Hammad’s house in the Sabra neighborhood was destroyed Dec. 6, 2023, during heavy Israeli bombardment. He said a powerful bomb weighing around 2,000 pounds (907 kilograms) struck the building while the family was inside.

He lost his wife, six children, his brother, his brother’s wife and their four children.

Hammad survived but sustained severe injuries, including multiple rib fractures and injuries to his shoulder and pelvis. After months of partial recovery, he returned to the site to begin searching for his family’s remains.

“I wanted to bury them properly,” he said.

With the help of neighbors, he managed to retrieve and bury his brother and his brother’s family. But the bodies of his wife and children remain under layers of hardened debris.

“I collect what I can, piece by piece,” he said.

Missing under the rubble

Nearly 9,500 Palestinians are missing beneath destroyed buildings across the territory, according to official estimates in Gaza.

Officials said recovery efforts are severely hindered by the lack of heavy equipment needed to clear the debris. Despite a ceasefire that took effect in October, authorities said the entry of large-scale machinery remains restricted, limiting the ability of rescue teams to reach buried bodies.

Civil defense crews have repeatedly warned that the longer debris remains uncleared, the harder it becomes to recover remains.

Private grief amid mass destruction

Hammad said his wife was pregnant and close to delivery when the strike occurred, as medical services across Gaza were collapsing under the strain of the war.

“She and our unborn child died together,” he said.

Since December, Gaza has been battered by repeated storms that further displaced families living in makeshift shelters after their homes were destroyed.

For Hammad, however, the focus remains on the ruins before him.
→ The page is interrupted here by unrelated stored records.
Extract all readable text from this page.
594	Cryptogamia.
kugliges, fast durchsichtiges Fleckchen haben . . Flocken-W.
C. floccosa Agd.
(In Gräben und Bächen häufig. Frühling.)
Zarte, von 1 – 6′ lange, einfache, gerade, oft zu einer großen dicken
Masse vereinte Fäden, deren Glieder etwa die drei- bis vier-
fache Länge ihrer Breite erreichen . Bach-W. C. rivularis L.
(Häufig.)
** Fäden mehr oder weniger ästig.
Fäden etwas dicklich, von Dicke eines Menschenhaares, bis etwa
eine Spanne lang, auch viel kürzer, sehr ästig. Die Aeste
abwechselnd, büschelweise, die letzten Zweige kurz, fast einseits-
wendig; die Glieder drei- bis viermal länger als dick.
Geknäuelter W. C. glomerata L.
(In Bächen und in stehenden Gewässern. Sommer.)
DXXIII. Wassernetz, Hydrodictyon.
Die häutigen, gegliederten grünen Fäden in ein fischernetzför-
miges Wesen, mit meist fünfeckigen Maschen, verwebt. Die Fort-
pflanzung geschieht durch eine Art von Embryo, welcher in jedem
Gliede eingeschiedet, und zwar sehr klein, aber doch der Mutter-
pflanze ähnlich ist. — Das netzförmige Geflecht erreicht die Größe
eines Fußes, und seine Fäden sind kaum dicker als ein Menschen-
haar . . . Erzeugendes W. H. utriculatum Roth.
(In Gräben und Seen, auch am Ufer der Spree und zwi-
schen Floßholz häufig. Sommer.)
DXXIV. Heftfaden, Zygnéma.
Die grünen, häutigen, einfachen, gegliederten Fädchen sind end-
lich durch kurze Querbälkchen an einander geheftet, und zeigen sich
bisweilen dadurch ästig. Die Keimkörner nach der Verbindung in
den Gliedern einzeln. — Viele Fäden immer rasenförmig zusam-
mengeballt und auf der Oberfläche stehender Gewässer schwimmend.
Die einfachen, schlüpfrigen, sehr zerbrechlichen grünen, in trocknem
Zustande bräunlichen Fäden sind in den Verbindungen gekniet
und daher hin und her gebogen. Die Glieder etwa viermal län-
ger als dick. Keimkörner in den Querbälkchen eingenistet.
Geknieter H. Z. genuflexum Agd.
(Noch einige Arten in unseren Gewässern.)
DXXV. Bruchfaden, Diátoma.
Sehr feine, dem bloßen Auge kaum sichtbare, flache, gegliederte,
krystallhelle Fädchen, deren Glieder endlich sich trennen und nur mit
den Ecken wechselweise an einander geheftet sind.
Each day, he returns to sift through dust and fragments of concrete, driven by what he describes as a simple duty.

“They deserve to be buried with dignity,” he said.

At least 591 Palestinians have been killed and more than 1,598 injured in Israeli attacks since a ceasefire deal took effect Oct. 10, according to Gaza’s Health Ministry.

​​​​​​​‏Israel’s war on Gaza, which began Oct. 8, 2023, and lasted two years, has killed more than 72,000 Palestinians and wounded over 171,000, most of them women and children, and destroyed about 90% of Gaza’s civilian infrastructure.